The Liberec Region affected by the operations of Turów coal mine, situated on the Czech-Polish border, wants the European Commission to launch a special subsidy program using daily fines collected from Poland to remedy the impact of the mine on the lives of local residents. The Regional Assembly said money collected from Poland should be used to secure alternative drinking water sources and to monitor noise, dust, and ground subsidence in the region near the lignite mine.

Liberec Region Governor Martin Půta said the region wants to see fines imposed on Poland used as means to remedy the situation, rather than simply collecting money for an “imaginary EC budget”. On Monday, the European Court of Justice imposed a daily fine of half a million euros on Poland for not stopping operations at Turów.

Good news and bad news at popular Czech zoos

Ústi Zoo, the only Czech zoo to breed African penguins, has acquired another ten of the flightless birds from the Netherlands to enlarge its flock. After acclimatizing for a few days following their arrival at Ústi, the six female and four male penguins have now been united with the five original penguin residents.
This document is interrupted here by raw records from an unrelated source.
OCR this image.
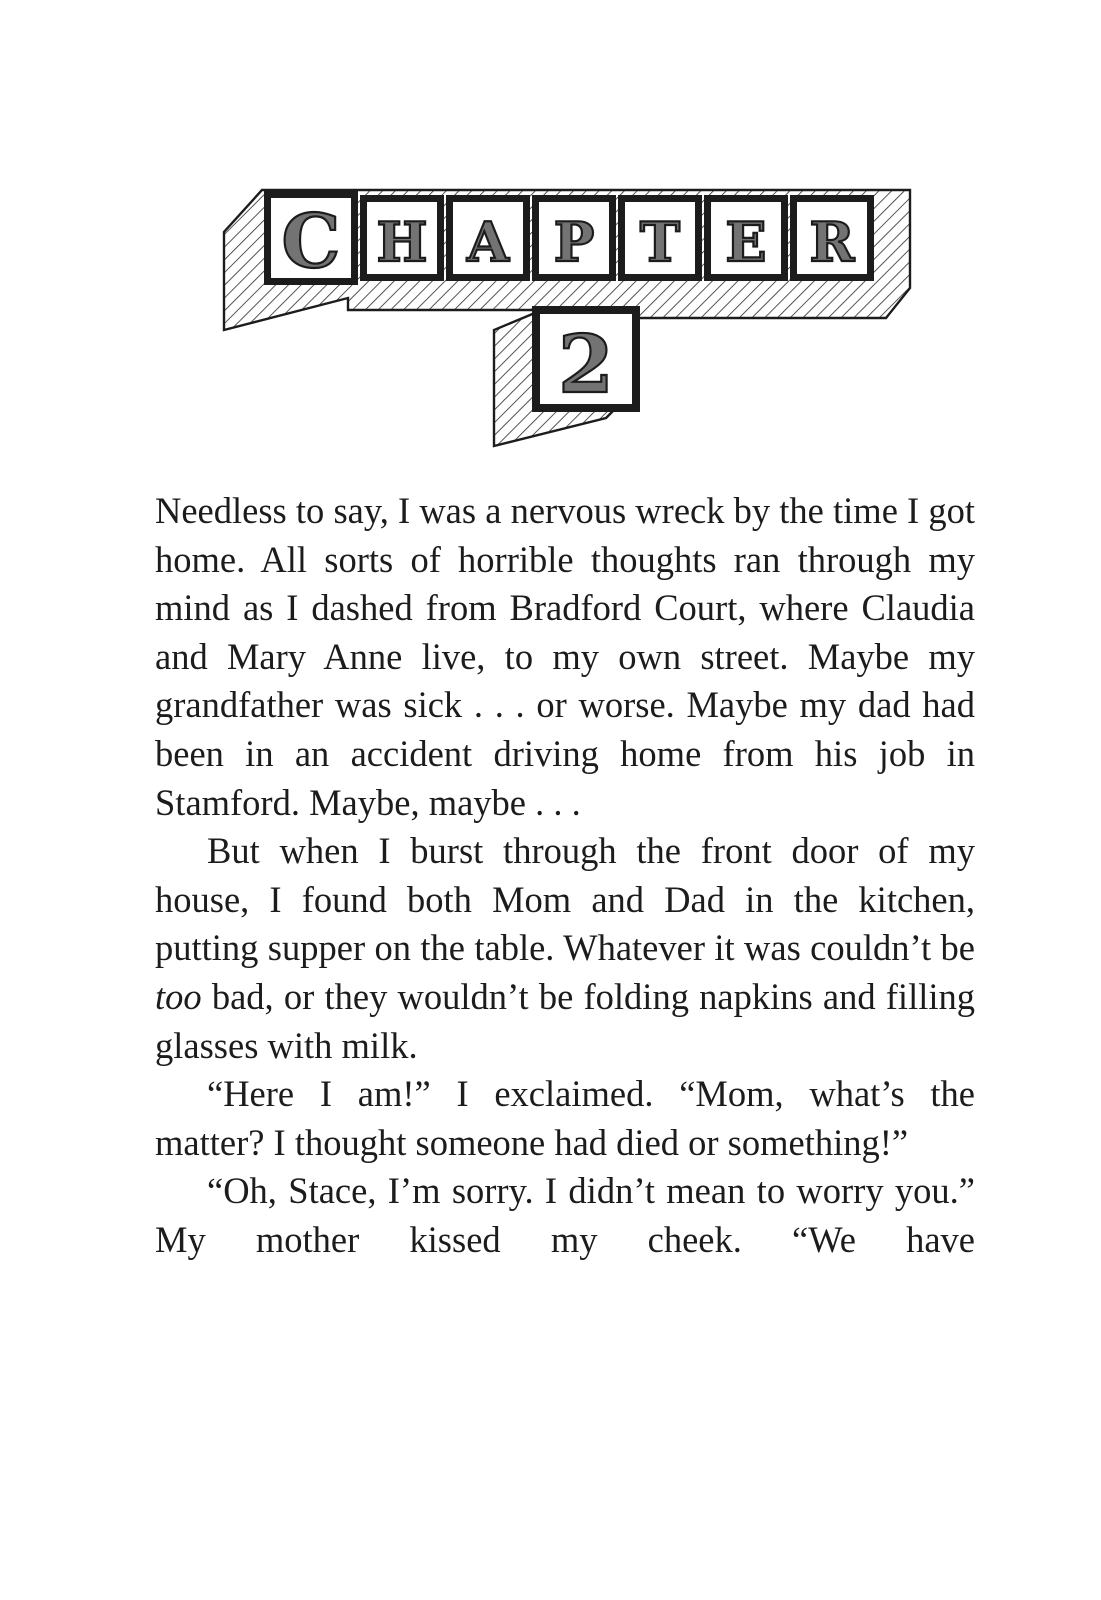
C H A P T E R
2

Needless to say, I was a nervous wreck by the time I got home. All sorts of horrible thoughts ran through my mind as I dashed from Bradford Court, where Claudia and Mary Anne live, to my own street. Maybe my grandfather was sick . . . or worse. Maybe my dad had been in an accident driving home from his job in Stamford. Maybe, maybe . . .

But when I burst through the front door of my house, I found both Mom and Dad in the kitchen, putting supper on the table. Whatever it was couldn’t be too bad, or they wouldn’t be folding napkins and filling glasses with milk.

“Here I am!” I exclaimed. “Mom, what’s the matter? I thought someone had died or something!”

“Oh, Stace, I’m sorry. I didn’t mean to worry you.” My mother kissed my cheek. “We have
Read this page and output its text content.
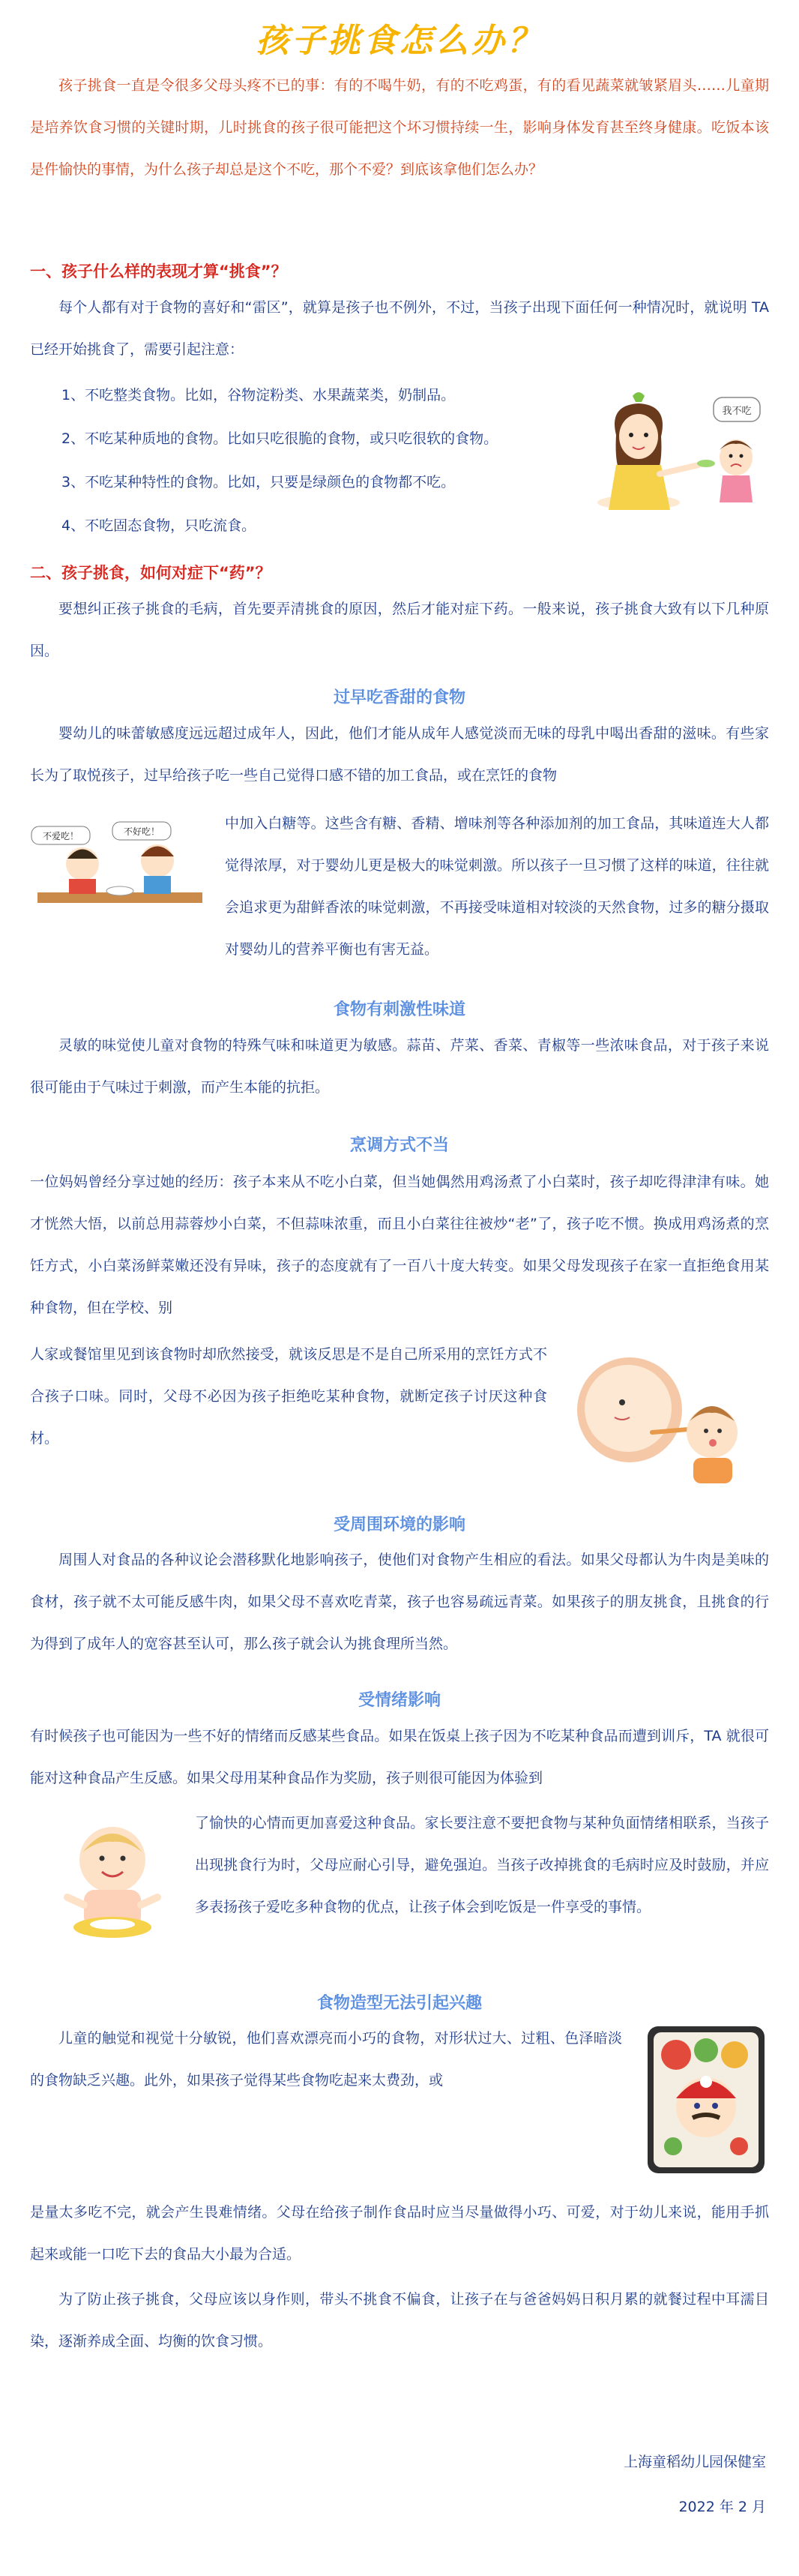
孩子挑食怎么办？

孩子挑食一直是令很多父母头疼不已的事：有的不喝牛奶，有的不吃鸡蛋，有的看见蔬菜就皱紧眉头……儿童期是培养饮食习惯的关键时期，儿时挑食的孩子很可能把这个坏习惯持续一生，影响身体发育甚至终身健康。吃饭本该是件愉快的事情，为什么孩子却总是这个不吃，那个不爱？到底该拿他们怎么办？

一、孩子什么样的表现才算“挑食”？

每个人都有对于食物的喜好和“雷区”，就算是孩子也不例外，不过，当孩子出现下面任何一种情况时，就说明 TA 已经开始挑食了，需要引起注意：

1、不吃整类食物。比如，谷物淀粉类、水果蔬菜类，奶制品。
2、不吃某种质地的食物。比如只吃很脆的食物，或只吃很软的食物。
3、不吃某种特性的食物。比如，只要是绿颜色的食物都不吃。
4、不吃固态食物，只吃流食。
我不吃
二、孩子挑食，如何对症下“药”？

要想纠正孩子挑食的毛病，首先要弄清挑食的原因，然后才能对症下药。一般来说，孩子挑食大致有以下几种原因。

过早吃香甜的食物

婴幼儿的味蕾敏感度远远超过成年人，因此，他们才能从成年人感觉淡而无味的母乳中喝出香甜的滋味。有些家长为了取悦孩子，过早给孩子吃一些自己觉得口感不错的加工食品，或在烹饪的食物

中加入白糖等。这些含有糖、香精、增味剂等各种添加剂的加工食品，其味道连大人都觉得浓厚，对于婴幼儿更是极大的味觉刺激。所以孩子一旦习惯了这样的味道，往往就会追求更为甜鲜香浓的味觉刺激，不再接受味道相对较淡的天然食物，过多的糖分摄取对婴幼儿的营养平衡也有害无益。

不爱吃！	不好吃！
食物有刺激性味道

灵敏的味觉使儿童对食物的特殊气味和味道更为敏感。蒜苗、芹菜、香菜、青椒等一些浓味食品，对于孩子来说很可能由于气味过于刺激，而产生本能的抗拒。

烹调方式不当

一位妈妈曾经分享过她的经历：孩子本来从不吃小白菜，但当她偶然用鸡汤煮了小白菜时，孩子却吃得津津有味。她才恍然大悟，以前总用蒜蓉炒小白菜，不但蒜味浓重，而且小白菜往往被炒“老”了，孩子吃不惯。换成用鸡汤煮的烹饪方式，小白菜汤鲜菜嫩还没有异味，孩子的态度就有了一百八十度大转变。如果父母发现孩子在家一直拒绝食用某种食物，但在学校、别

人家或餐馆里见到该食物时却欣然接受，就该反思是不是自己所采用的烹饪方式不合孩子口味。同时，父母不必因为孩子拒绝吃某种食物，就断定孩子讨厌这种食材。

受周围环境的影响

周围人对食品的各种议论会潜移默化地影响孩子，使他们对食物产生相应的看法。如果父母都认为牛肉是美味的食材，孩子就不太可能反感牛肉，如果父母不喜欢吃青菜，孩子也容易疏远青菜。如果孩子的朋友挑食，且挑食的行为得到了成年人的宽容甚至认可，那么孩子就会认为挑食理所当然。

受情绪影响

有时候孩子也可能因为一些不好的情绪而反感某些食品。如果在饭桌上孩子因为不吃某种食品而遭到训斥，TA 就很可能对这种食品产生反感。如果父母用某种食品作为奖励，孩子则很可能因为体验到

了愉快的心情而更加喜爱这种食品。家长要注意不要把食物与某种负面情绪相联系，当孩子出现挑食行为时，父母应耐心引导，避免强迫。当孩子改掉挑食的毛病时应及时鼓励，并应多表扬孩子爱吃多种食物的优点，让孩子体会到吃饭是一件享受的事情。

食物造型无法引起兴趣

儿童的触觉和视觉十分敏锐，他们喜欢漂亮而小巧的食物，对形状过大、过粗、色泽暗淡的食物缺乏兴趣。此外，如果孩子觉得某些食物吃起来太费劲，或

是量太多吃不完，就会产生畏难情绪。父母在给孩子制作食品时应当尽量做得小巧、可爱，对于幼儿来说，能用手抓起来或能一口吃下去的食品大小最为合适。

为了防止孩子挑食，父母应该以身作则，带头不挑食不偏食，让孩子在与爸爸妈妈日积月累的就餐过程中耳濡目染，逐渐养成全面、均衡的饮食习惯。

上海童稻幼儿园保健室
2022 年 2 月
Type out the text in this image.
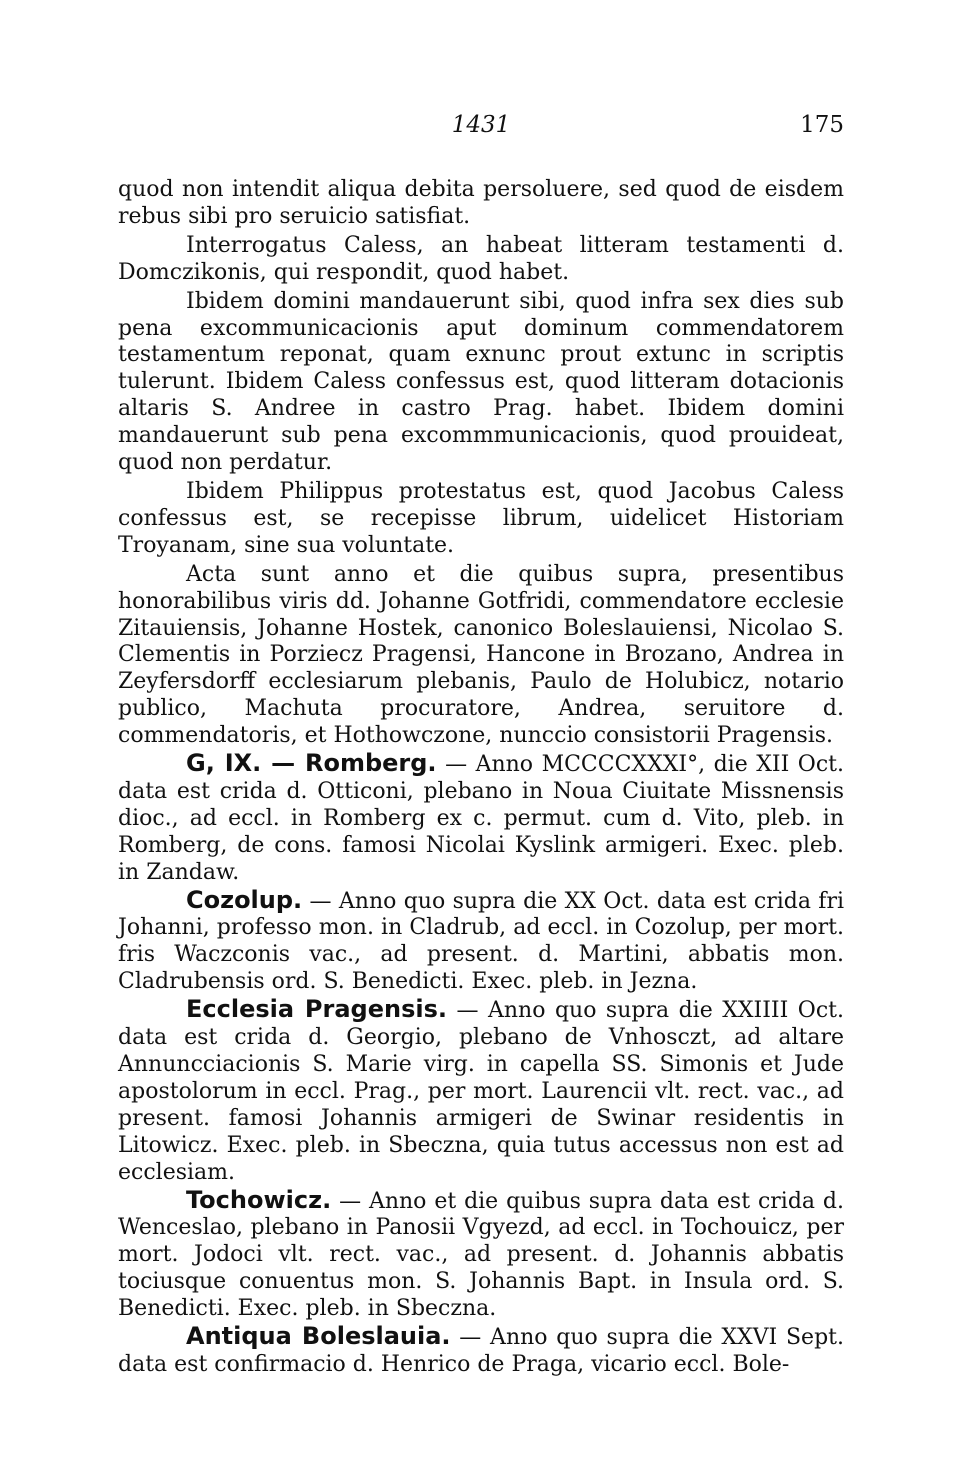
1431	175

quod non intendit aliqua debita persoluere, sed quod de eisdem rebus sibi pro seruicio satisfiat.

Interrogatus Caless, an habeat litteram testamenti d. Domczikonis, qui respondit, quod habet.

Ibidem domini mandauerunt sibi, quod infra sex dies sub pena excommunicacionis aput dominum commendatorem testamentum reponat, quam exnunc prout extunc in scriptis tulerunt. Ibidem Caless confessus est, quod litteram dotacionis altaris S. Andree in castro Prag. habet. Ibidem domini mandauerunt sub pena excommmunicacionis, quod prouideat, quod non perdatur.

Ibidem Philippus protestatus est, quod Jacobus Caless confessus est, se recepisse librum, uidelicet Historiam Troyanam, sine sua voluntate.

Acta sunt anno et die quibus supra, presentibus honorabilibus viris dd. Johanne Gotfridi, commendatore ecclesie Zitauiensis, Johanne Hostek, canonico Boleslauiensi, Nicolao S. Clementis in Porziecz Pragensi, Hancone in Brozano, Andrea in Zeyfersdorff ecclesiarum plebanis, Paulo de Holubicz, notario publico, Machuta procuratore, Andrea, seruitore d. commendatoris, et Hothowczone, nunccio consistorii Pragensis.

G, IX. — Romberg. — Anno MCCCCXXXI°, die XII Oct. data est crida d. Otticoni, plebano in Noua Ciuitate Missnensis dioc., ad eccl. in Romberg ex c. permut. cum d. Vito, pleb. in Romberg, de cons. famosi Nicolai Kyslink armigeri. Exec. pleb. in Zandaw.

Cozolup. — Anno quo supra die XX Oct. data est crida fri Johanni, professo mon. in Cladrub, ad eccl. in Cozolup, per mort. fris Waczconis vac., ad present. d. Martini, abbatis mon. Cladrubensis ord. S. Benedicti. Exec. pleb. in Jezna.

Ecclesia Pragensis. — Anno quo supra die XXIIII Oct. data est crida d. Georgio, plebano de Vnhosczt, ad altare Annuncciacionis S. Marie virg. in capella SS. Simonis et Jude apostolorum in eccl. Prag., per mort. Laurencii vlt. rect. vac., ad present. famosi Johannis armigeri de Swinar residentis in Litowicz. Exec. pleb. in Sbeczna, quia tutus accessus non est ad ecclesiam.

Tochowicz. — Anno et die quibus supra data est crida d. Wenceslao, plebano in Panosii Vgyezd, ad eccl. in Tochouicz, per mort. Jodoci vlt. rect. vac., ad present. d. Johannis abbatis tociusque conuentus mon. S. Johannis Bapt. in Insula ord. S. Benedicti. Exec. pleb. in Sbeczna.

Antiqua Boleslauia. — Anno quo supra die XXVI Sept. data est confirmacio d. Henrico de Praga, vicario eccl. Bole-
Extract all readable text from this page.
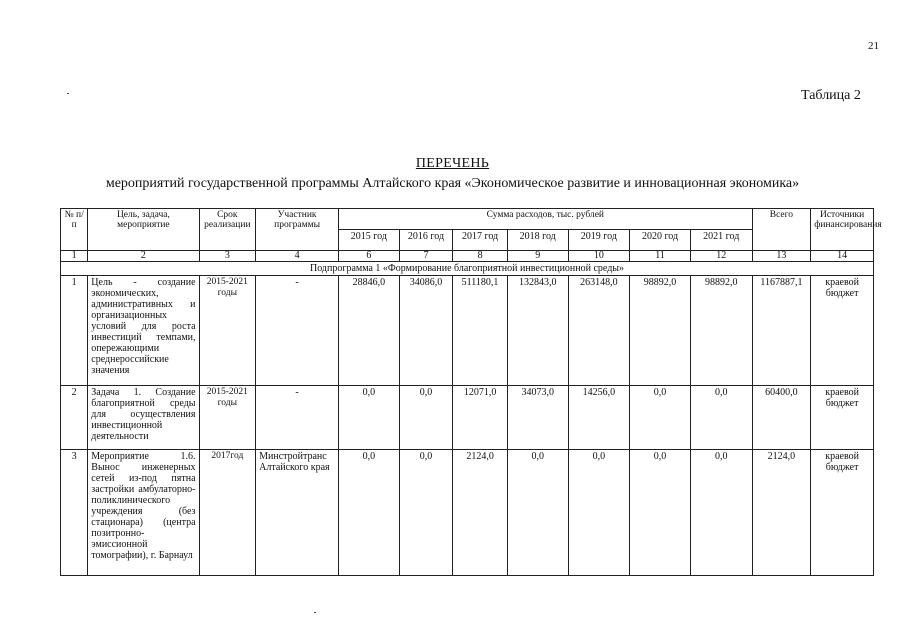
21
Таблица 2
ПЕРЕЧЕНЬ
мероприятий государственной программы Алтайского края «Экономическое развитие и инновационная экономика»
№ п/п	Цель, задача, мероприятие	Срок реализации	Участник программы	Сумма расходов, тыс. рублей							Всего	Источники финансирования
				2015 год	2016 год	2017 год	2018 год	2019 год	2020 год	2021 год		
1	2	3	4	6	7	8	9	10	11	12	13	14
Подпрограмма 1 «Формирование благоприятной инвестиционной среды»												
1	Цель - создание экономических, административных и организационных условий для роста инвестиций темпами, опережающими среднероссийские значения	2015-2021 годы	-	28846,0	34086,0	511180,1	132843,0	263148,0	98892,0	98892,0	1167887,1	краевой бюджет
2	Задача 1. Создание благоприятной среды для осуществления инвестиционной деятельности	2015-2021 годы	-	0,0	0,0	12071,0	34073,0	14256,0	0,0	0,0	60400,0	краевой бюджет
3	Мероприятие 1.6. Вынос инженерных сетей из-под пятна застройки амбулаторно-поликлинического учреждения (без стационара) (центра позитронно-эмиссионной томографии), г. Барнаул	2017год	Минстройтранс Алтайского края	0,0	0,0	2124,0	0,0	0,0	0,0	0,0	2124,0	краевой бюджет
The zoo plans to grow its African penguin flock still further in the future.

In other news, Hodonín Zoo has abolished its water fauna display because its pavilion with aquariums was heavily damaged in the tornado which struck the region in June this year. The pavilion will need to be pulled down, with staff removing all animals from the three seawater aquariums, to be sent to new homes in zoos elsewhere in the country. The pavilion’s most popular resident, a female blacktip reef shark, will be transferred to Olomouc Zoo.

Czech athlete looks to make history at Canoe Slalom World Championships

All four canoe slalom champions from the Tokyo 2020 Olympics will attempt an unprecedented double when competing in the World Championships in Bratislava. The champions seeking Olympic and World doubles include Czech Jiří Prskavec, who is set to feature in his first international event since taking home gold in the men’s K1 event in Tokyo.

The Czech Republic’s canoe prowess is also represented by Tereza Fišerová, who won the World Cup title in the women’s C1 event earlier this month. Other Olympic stars hoping to take home World Championship golds from Bratislava are Germany’s Ricarda Funk, Australia’s Jessica Fox, and Slovenia’s Benjamin Savšek.

Moravia-Silesia customs officers bust international drugs ring

Customs officers in the Moravia-Silesia region have uncovered an international gang of methamphetamine producers and seven people, including one Polish national, stand accused in the case. The members of the group face up to eighteen years in prison if they are found guilty. It is thought they are responsible for producing around 70,000 meth doses, worth approximately CZK 14 million, since starting operations in early 2020.

The group imported medical ingredients to the Czech Republic from Poland, with the drug then cooked in various locations in the Karviná and Frýdek-Místek districts of north Moravia. The gang comprises four men aged 23 to 57 from North Moravia, one Polish national, and three women aged 23 to 42. All of the accused are now in police custody, although police assume that the group worked within a wider international drugs network.